「・・・鳴。」
俺が待ってからそこまで時間が経ってないうちに、向こうから空がやってきた。 返信はなかったままだけど、信じてたとおりに来てくれた。
「来てくれたんだな。」
「うん・・・。僕も鳴に直接、言いたいことあったから。」
でもそれは俺のためではない。 空はあれから自分で考えていたことを伝えてくる。
「俺に言いたいこと?」
「・・・暫くの間、僕ともう話さないで。」
「は?」
俺は近くにいるのに。 またそんな遠い目をして。 自分が言いたかったことを、そのまま俺に言う。
「ちゃんと友だちに戻るから。ちゃんと・・・、ちゃんと鳴のこと応援出来るようになりたいから。だから暫くの間、僕と話さないで。僕も鳴に近づかないって約束、するから。」
今まで築いてきた俺との関係を壊したくせに。 都合よくも戻そうと。戻させようとしてくる。 けど、そんな空の都合なんてお断り。

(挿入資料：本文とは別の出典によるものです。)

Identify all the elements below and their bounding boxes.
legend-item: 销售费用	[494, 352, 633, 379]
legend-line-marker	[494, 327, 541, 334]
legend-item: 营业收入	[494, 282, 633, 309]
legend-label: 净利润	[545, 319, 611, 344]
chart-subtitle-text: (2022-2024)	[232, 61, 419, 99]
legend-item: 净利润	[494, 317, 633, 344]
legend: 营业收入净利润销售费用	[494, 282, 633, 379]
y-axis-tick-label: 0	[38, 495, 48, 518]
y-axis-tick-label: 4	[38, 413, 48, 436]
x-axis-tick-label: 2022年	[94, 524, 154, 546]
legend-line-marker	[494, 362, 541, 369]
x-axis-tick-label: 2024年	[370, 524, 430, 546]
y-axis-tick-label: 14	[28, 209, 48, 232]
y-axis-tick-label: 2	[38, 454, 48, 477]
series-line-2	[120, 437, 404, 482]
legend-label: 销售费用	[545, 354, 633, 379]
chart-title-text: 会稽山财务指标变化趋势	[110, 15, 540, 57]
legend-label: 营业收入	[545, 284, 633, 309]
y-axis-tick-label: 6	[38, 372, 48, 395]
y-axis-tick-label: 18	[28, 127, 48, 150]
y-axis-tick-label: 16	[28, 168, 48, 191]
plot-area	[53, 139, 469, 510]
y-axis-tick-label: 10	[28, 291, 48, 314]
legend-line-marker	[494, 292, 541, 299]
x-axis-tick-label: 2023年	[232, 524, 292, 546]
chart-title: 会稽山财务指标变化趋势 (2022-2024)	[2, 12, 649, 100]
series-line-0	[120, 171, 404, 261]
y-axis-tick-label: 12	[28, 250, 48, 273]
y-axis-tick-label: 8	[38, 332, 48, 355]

「待てよ空。俺が呼び出したんだから、俺に言わせろよ。」
ここで距離置かれたら、俺はもう2度と手紙の返事が言えなくなる。 呼び出したのは空じゃなくて、俺なんだから。 俺にも言いたいことを言わせてほしい。 けれど空は、
「・・・もういいよ。それはもう知ってる、から。」
「いいから聞けよ。」
俺の答えに怯えていた。
「もういいってば。」
「いいから聞けって。逃げんな。俺、差出人に返事ちゃんとしたい言ってただろうが。ちゃんと言わせてくれ。」
そうだよな。 1通目のとき、好きな人いるから断るって、知らない間に差出人をフってたんだもんな。 2度も同じ答えなんて聞きたくないよな。 でも俺は言う。 呼吸を深く吸って吐いて自分を落ち着かせて、きっとこう答えるのがベストだと思って。 1通目の返事も、2通目の返事も。 ちゃんと差出人に返事がしたかったから、怯える空に言ってやった。 やっと俺は差出人に返事が出来た。 頭を下げて、俺の答えを。
「ー・・・こちらこそ、よろしくお願いします。」
俺の想いごと伝える。
「え?」
「『え?』じゃねえだろ、そこ。」
「だって、鳴。だって・・・っ。」
当然だけど言ってた答えと違う答えに、やっぱり空は驚いていた。 『だって』と繰り返して、信じられない。信じてない様子。
「鳴・・・、好きな人いるって。」
「だからそれが空。俺が好き、俺の好きな人は空だから。」
「・・・だって。」
「仕方ないだろ。最初は誰か分かってなかったし、空じゃないって思ってたし。けど差出人が空だって分かれば俺だってー・・・。」
「・・・・・・・・・っ。」
「空?」
けど伝わってくれたのだろうか。 ぽろっと流れた涙を拭ってたけど、止まらなくて次々に溢れさせていく。
「これは違・・・っ・・・。」
俺は結局、空を泣かせた。 でもその姿が見るに耐えれないほど愛しくて。愛しすぎて・・・。
「ごめん。ごめんなさい、鳴。ごめんなさい。・・・ごめんなさい。」
抱き締めたくなったから、この腕の中で空を抱き締める。 この告白が。 この想いが。 嘘じゃないことを、より思い知らせる為に。 『だって』の次は『ごめんなさい』を繰り返し始めていたから、発言の元を。俺の口で塞いでやった。
「ん・・・。」
温かくて。 柔らかくて。 ちょっと涙の味がして。 知らなかった空の一部を初めて知って、もっと味わいたくて。 一度目は軽く離して、直ぐに二度目を。今度は気が済むまで奪う。 その時間は長くて短くて、愛しいという言葉を本当の意味で知った瞬間。
「・・・もういいから。謝んなくていいから、さ。それよりももっと大事なこと、答えてくれ。」
それでも空の気持ちが、もう1回知りたいから。 離した空の口から、迫った関係の答えを聞いた。